Drivers are reporting a wide range of compliance, from as low as 50 per cent on some of the busiest routes in town to higher than 90 per cent on some others, he said. He called the figures “most definitely” concerning.
Robert Clipperton, a spokesman for Bus Riders of Saskatoon, offered a similar assessment, saying the large Facebook group’s members are reporting a wide range of compliance, depending on the route and time of day.
Both Clipperton and Pederson also emphasized that many passengers board the bus with a face covering but pull it down to their chins after reaching their seats, rendering the face covering ineffective.
According to the city, 4,445 passengers out of 370,088, or 0.01 per cent, were reported as not wearing masks in September, falling to 3,834 of 393,013 riders — less than a tenth of one per cent — the following month.
City hall’s data shows 0.003 per cent of riders were reported as unmasked to date this month. That is a total of 878 out of 232,708 passengers on city buses.
Clipperton said enforcement through education is “inadequate,” while Pederson said the union has proposed security guards to ensure compliance while keeping drivers safe from any kind of altercation.

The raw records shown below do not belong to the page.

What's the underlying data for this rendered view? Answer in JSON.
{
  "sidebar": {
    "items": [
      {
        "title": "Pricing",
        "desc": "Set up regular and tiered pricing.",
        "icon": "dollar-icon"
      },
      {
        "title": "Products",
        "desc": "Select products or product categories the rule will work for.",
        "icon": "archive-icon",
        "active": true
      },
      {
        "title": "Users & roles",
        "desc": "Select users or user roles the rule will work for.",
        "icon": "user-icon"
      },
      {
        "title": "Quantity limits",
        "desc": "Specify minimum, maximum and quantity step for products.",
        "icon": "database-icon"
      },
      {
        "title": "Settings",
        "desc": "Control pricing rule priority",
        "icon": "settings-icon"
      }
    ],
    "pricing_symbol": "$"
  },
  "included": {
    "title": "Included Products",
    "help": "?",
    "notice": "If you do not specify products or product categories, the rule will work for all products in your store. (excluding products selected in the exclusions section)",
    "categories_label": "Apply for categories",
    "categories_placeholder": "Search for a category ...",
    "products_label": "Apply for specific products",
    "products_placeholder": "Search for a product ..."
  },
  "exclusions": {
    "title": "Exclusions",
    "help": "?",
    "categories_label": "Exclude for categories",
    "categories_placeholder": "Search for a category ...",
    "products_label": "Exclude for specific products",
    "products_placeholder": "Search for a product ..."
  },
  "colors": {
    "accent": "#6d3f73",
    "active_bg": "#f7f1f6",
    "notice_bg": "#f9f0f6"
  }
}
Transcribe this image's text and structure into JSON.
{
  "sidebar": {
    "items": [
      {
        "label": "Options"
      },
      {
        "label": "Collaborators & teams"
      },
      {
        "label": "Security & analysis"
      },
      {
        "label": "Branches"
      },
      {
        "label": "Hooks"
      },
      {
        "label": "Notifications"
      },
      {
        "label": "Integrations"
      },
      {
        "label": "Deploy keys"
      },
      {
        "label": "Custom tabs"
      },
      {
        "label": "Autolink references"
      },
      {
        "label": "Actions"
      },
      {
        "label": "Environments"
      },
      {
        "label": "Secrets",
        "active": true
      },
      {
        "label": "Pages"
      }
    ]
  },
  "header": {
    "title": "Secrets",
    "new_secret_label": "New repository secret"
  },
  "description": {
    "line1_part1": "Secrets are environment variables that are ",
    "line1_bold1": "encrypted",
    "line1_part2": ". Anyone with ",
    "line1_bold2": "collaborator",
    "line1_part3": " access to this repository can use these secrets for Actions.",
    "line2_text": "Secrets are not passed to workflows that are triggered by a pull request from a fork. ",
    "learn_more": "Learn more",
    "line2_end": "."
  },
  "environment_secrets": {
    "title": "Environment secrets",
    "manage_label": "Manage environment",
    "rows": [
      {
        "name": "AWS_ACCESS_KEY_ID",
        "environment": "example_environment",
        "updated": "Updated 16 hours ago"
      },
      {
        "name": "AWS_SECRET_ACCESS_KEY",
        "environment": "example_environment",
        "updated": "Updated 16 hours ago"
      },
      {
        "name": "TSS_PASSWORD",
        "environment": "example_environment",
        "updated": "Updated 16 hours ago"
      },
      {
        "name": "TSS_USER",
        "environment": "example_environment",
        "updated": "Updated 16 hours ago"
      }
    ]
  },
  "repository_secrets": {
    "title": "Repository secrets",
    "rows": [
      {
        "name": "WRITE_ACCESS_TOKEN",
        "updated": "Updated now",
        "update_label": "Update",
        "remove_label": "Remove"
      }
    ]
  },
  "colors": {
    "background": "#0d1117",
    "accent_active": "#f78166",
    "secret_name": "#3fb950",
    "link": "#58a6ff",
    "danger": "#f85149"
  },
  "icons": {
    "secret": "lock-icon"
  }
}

“There needs to be some sort of a consequence, a fine or a refusal of service. Otherwise, the non-compliance is just going to continue,” Pederson said in an interview on Tuesday.
At least one city councillor appears to share that perspective.
At council’s governance and priorities committee meeting on Monday, David Kirton, who was elected to represent Ward 3 on Nov. 13, expressed concern about the “heightened volatility” over mask use amid “skyrocketing” cases.
The former broadcaster and only new face on city council said he feels “uncomfortable” with bus drivers being left alone to try to enforce the mandate, and suggested adding security personnel to buses.
“I don’t believe we have finished the job in supporting our bus drivers on this,” he said.
Saskatoon city council voted to make masks mandatory on all transit buses in late August. The order came into force Sept. 1, but there were no plans for enforcement except in cases involving egregious repeat offenders.
The stated aim of that policy was to protect drivers from getting into altercations with passengers who refused to don face coverings, a possibility Pederson expressed concern about at the time. He and Clipperton agreed that is not the right approach.
City manager Jeff Jorgenson responded to Kirton by saying the issue has been “extensively looked at” by transit organizations across Canada following reports of violent confrontations on transit vehicles elsewhere in the world.
“We feel that we have what I would call leading-edge (policy). We’re as progressive as any transit property with our direction to our operators on how to handle masks,” Jorgenson said.
“I believe it is not a no mask, no ride policy … It’s a case where operators have latitude,” he said.
Operators also have emergency call buttons to summon a supervisor or even the police if the situation warrants it, added Terry Schmidt, the city’s general manager of transportation and construction.
Saskatoon police spokeswoman Alyson Edwards said in an email on Tuesday that no tickets have been issued for non-compliance on city buses, and she is not aware of any calls to respond to mask-related issues on public transit.
“In the event we were called, our approach is always to attempt to educate to gain compliance as opposed to ticket,” she said.